Shaun Mccran

My digital playground


Don’t build a social community, then destroy it with product changes

The key to social media platforms, of any variety, is the user base. Phase one of any social platform launch is "how do we encourage users to join, and how do we keep those users interacting enough to stay, and encourage more users to join". It's the social media circle that marketing agencies add by default into pretty much every web project produced since 2000.

The problem with social media, from a company point of view, is that you have to maintain the user base. With traditional software models people typically pay a license to use your product. Making changes to it is risky, but you essentially know how to shape your product roadmap, and how your buying customers are going to react. With social media every change of functionality is a test of your customer base.

They joined your site / use your application / manage their profile all because it's social. There is a social investment created. Profiles mature, people record their interactions, their scores, their achievements. Any change to your platform HAS to be backwards compatible; otherwise you are throwing away all the credit that has accrued from your users actually using your system.
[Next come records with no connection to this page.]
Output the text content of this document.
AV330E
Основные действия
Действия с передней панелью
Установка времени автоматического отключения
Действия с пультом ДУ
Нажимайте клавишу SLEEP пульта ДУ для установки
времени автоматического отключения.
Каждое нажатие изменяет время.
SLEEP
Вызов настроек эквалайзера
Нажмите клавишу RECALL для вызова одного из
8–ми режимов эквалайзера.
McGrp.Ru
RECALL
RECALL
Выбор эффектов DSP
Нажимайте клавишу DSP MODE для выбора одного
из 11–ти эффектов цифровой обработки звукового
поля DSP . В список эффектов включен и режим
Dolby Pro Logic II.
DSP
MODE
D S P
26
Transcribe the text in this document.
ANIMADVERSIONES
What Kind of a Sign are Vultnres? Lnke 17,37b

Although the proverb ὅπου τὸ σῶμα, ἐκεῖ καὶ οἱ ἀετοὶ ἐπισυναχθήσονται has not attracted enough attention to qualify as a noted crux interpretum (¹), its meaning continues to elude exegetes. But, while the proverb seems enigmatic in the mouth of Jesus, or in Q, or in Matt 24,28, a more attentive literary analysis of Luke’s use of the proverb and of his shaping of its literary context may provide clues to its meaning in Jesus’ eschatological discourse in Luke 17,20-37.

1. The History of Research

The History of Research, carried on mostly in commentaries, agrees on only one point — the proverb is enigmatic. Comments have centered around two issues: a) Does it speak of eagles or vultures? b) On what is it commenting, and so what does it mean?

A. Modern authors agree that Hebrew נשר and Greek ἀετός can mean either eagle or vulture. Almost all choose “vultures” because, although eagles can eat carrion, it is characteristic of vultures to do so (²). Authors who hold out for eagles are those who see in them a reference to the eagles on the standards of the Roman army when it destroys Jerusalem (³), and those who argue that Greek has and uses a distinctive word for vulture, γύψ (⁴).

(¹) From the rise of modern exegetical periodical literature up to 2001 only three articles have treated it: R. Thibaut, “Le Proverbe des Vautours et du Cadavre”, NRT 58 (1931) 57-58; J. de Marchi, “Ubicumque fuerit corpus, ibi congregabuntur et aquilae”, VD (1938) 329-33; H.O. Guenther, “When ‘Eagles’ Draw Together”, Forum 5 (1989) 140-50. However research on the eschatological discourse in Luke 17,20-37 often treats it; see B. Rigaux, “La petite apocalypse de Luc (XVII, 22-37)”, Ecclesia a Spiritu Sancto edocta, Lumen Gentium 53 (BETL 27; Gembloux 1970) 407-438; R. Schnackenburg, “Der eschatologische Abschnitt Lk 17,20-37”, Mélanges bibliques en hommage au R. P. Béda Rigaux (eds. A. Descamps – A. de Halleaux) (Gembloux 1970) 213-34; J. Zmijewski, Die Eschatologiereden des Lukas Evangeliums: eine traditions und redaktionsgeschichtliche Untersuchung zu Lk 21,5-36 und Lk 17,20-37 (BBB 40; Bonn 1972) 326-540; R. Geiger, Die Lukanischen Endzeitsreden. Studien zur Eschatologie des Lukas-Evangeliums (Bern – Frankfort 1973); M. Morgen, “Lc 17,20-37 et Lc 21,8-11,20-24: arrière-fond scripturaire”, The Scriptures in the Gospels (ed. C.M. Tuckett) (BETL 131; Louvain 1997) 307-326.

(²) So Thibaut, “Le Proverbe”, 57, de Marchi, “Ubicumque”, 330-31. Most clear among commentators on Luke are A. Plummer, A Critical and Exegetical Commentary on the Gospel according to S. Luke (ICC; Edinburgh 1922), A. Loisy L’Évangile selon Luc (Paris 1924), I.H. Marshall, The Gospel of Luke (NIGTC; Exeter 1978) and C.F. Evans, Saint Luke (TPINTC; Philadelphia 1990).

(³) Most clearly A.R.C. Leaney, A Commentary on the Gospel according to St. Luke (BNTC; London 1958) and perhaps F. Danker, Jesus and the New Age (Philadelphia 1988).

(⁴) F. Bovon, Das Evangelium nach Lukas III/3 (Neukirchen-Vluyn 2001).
Online games almost always feature a competitive friend ranking system, with platforms like Facebook now allowing aggregation functionality for non-Facebook based gaming (look at Candy Crush as an example) it is incredibly easy for applications to pull your friend list and create a points comparison scale, or an achievement ladder. The users buy into this social aspect. Developers and marketing have changed their mindset to make this a goal in playing the game. You can't mess with it. As EA recently found out.

EA learns to hard way

EA Games recently took control of the Scrabble game from Mattel. Their first move was to refresh the game with new functionality that erased the history of the players. This caused outrage in the customer base as people had been encouraged to invest time and money in this game, improving their scores, and generally creating a richer account, with depth of statistics. This was EA saying 'we don't care about your data'. Why build a rich profile with a history you are proud of, if a company can just erase it with a software update?

They also changed the functionality of the game, but not everyone is going to like all your feature changes, that is just part of the product lifecycle.

The worst thing about this? EA could have probably written an ETL process to migrate the account information into the new database format for the new revision of the game. They just didn't think it was important enough.